La petite hausse du chômage, le nombre d’emplois disponibles (JOLTS) moins nombreux et la hausse des licenciements sont le signe que le marché de l’emploi s’est largement normalisé après avoir surchauffé post-Covid. Mais il faut désormais bien délimiter la frontière entre normalisation saine…et ralentissement économique voire contraction de l’activité.

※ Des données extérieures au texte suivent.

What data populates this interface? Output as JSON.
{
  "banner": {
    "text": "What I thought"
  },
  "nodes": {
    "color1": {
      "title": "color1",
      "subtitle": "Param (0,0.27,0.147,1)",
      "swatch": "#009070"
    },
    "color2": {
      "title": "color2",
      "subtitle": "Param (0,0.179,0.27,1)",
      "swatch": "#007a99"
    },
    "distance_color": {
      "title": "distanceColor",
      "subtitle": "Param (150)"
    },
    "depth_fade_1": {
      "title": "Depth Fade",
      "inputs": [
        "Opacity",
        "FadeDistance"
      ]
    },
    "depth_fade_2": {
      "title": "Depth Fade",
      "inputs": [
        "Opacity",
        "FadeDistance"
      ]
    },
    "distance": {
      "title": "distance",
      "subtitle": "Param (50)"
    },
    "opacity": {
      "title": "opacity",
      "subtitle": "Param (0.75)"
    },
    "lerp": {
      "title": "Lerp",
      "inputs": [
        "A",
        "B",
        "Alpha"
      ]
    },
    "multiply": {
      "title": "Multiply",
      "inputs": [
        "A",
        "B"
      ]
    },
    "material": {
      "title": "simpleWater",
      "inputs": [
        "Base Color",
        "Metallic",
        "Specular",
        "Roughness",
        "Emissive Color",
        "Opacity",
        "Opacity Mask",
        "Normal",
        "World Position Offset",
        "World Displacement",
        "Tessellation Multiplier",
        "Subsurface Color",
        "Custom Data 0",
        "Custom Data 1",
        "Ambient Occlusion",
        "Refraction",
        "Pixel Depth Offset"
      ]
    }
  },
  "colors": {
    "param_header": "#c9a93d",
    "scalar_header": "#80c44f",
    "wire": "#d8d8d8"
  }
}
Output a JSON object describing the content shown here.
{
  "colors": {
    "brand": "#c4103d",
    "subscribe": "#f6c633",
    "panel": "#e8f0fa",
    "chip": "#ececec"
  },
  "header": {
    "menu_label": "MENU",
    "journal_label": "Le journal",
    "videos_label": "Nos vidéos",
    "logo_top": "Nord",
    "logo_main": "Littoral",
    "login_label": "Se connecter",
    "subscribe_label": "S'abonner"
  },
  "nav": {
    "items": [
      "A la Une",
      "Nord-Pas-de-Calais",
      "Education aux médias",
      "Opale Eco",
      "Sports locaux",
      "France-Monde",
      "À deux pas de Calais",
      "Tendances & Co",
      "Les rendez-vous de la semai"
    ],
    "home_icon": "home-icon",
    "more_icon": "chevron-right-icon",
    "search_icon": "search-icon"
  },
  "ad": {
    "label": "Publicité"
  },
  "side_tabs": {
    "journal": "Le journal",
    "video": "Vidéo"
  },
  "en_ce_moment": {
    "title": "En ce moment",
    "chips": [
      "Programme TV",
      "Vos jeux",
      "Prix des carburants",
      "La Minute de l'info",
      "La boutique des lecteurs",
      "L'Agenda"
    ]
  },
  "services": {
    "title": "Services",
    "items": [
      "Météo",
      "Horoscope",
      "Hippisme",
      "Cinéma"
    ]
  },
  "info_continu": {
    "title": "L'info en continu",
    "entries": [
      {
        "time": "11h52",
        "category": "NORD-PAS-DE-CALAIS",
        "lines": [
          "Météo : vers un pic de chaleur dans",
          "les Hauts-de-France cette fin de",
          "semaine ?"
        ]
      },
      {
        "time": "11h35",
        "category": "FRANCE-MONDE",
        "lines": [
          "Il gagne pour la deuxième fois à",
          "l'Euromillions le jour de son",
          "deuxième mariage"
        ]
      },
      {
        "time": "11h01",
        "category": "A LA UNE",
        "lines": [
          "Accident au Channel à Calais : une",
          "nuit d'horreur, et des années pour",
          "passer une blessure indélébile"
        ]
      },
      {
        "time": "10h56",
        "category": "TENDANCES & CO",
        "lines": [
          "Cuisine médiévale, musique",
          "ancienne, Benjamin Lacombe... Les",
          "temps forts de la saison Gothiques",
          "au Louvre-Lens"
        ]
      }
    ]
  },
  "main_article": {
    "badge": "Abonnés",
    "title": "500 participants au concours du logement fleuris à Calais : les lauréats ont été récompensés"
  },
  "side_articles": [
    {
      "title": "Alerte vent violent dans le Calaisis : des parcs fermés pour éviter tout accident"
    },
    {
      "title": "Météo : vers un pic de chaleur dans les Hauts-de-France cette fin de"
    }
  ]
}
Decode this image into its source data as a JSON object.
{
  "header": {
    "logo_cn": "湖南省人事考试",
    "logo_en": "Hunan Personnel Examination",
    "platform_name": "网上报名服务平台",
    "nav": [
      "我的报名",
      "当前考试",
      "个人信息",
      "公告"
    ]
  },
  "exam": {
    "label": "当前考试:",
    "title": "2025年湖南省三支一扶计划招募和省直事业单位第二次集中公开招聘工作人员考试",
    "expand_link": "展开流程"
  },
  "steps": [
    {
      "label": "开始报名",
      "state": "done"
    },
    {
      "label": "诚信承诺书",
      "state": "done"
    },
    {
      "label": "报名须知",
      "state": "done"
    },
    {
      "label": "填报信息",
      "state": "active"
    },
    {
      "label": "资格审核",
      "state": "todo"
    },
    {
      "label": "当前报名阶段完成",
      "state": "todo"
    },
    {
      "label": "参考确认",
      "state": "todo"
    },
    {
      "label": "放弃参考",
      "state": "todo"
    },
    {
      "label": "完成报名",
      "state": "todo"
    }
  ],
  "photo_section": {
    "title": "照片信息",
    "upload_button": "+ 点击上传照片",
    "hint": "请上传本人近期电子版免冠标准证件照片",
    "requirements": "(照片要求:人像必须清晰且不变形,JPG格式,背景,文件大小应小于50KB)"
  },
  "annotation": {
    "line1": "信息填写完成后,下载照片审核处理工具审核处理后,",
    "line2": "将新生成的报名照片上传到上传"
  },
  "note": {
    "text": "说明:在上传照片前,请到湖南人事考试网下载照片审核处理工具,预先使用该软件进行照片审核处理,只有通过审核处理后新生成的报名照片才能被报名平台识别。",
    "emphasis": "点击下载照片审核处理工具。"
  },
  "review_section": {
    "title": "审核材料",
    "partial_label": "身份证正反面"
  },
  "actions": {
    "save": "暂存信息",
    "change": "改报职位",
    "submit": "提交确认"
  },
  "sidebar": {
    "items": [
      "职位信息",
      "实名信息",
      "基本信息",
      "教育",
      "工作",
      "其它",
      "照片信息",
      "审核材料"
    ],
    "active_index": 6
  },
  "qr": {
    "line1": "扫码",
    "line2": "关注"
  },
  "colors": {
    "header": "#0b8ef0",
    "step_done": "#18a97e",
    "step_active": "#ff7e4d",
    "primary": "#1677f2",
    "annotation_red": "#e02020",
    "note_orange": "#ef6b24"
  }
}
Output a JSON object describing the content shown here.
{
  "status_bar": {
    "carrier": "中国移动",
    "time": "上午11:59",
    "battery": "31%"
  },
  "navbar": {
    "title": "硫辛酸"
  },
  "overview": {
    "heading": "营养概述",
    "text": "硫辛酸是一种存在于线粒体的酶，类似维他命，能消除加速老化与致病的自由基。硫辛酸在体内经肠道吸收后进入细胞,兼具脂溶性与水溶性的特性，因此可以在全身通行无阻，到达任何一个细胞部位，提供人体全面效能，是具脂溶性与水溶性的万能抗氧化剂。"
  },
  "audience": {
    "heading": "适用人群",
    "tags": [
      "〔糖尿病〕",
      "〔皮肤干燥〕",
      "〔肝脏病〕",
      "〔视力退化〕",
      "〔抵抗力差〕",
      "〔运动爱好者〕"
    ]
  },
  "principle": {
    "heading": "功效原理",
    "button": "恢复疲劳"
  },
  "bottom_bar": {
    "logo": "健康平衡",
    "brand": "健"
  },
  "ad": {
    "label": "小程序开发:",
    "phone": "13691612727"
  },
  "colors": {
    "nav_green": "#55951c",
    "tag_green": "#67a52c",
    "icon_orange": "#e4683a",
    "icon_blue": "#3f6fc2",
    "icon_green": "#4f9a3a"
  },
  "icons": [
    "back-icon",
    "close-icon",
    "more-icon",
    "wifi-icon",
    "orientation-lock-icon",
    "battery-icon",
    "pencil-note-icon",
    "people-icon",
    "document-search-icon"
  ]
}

Et ce sera la mission de la Fed en cette fin d’année : s’assurer que le soft landing de l’économie se passe bien…mais également que l’inflation poursuive son ralentissement. Les derniers chiffres d’inflation CPI ont montré que l’inflation globale a ralenti à 2.5%, son plus bas niveau depuis février 2021. Mais l’inflation « core CPI », c’est-à-dire l’inflation sous-jacente, la plus surveillée la Fed (avec l’inflation PCE core) évolue toujours à 3.2%, encore à bonne distance de l’objectif.
Une inflation sous-jacente encore assez nettement au-dessus de l’objectif peut d’un côté éviter à la Fed d’avoir à baisser ses taux de 50 points de base d’un coup, ce qui historiquement est assez mal reçu par les marchés lorsqu’un cycle de baisse de taux commence aussi fortement, mais de l’autre côté cela peut aussi faire « craindre » que la Fed ne puisse pas baisser de façon régulière sa fourchette de taux tant que l’inflation « core » ne fait pas plus de progrès, ce qui maintiendrait un contexte monétaire restrictif plus longtemps au risque de pénaliser l’économie.
Le mot de la fin concerne le Japon : faut-il craindre des mouvements de marchés aussi violents que cet été si la Banque du Japon poursuit ses relèvements de taux, entraînant une poursuite du débouclage des opérations de « carry trade » ? Cela semble peu probable car le marché avait été surpris par la hausse de taux de juillet et pensait qu’elle interviendrait un peu plus tard. Passé l’effet de surprise, il y a peu de chance qu’une telle volatilité fasse son retour pour les mêmes raisons. Mais des répliques de plus faible intensité sont tout à fait possible d’ici la fin d’année en cas de nouvelle hausse de taux et si le yen poursuit son redressement face au dollar.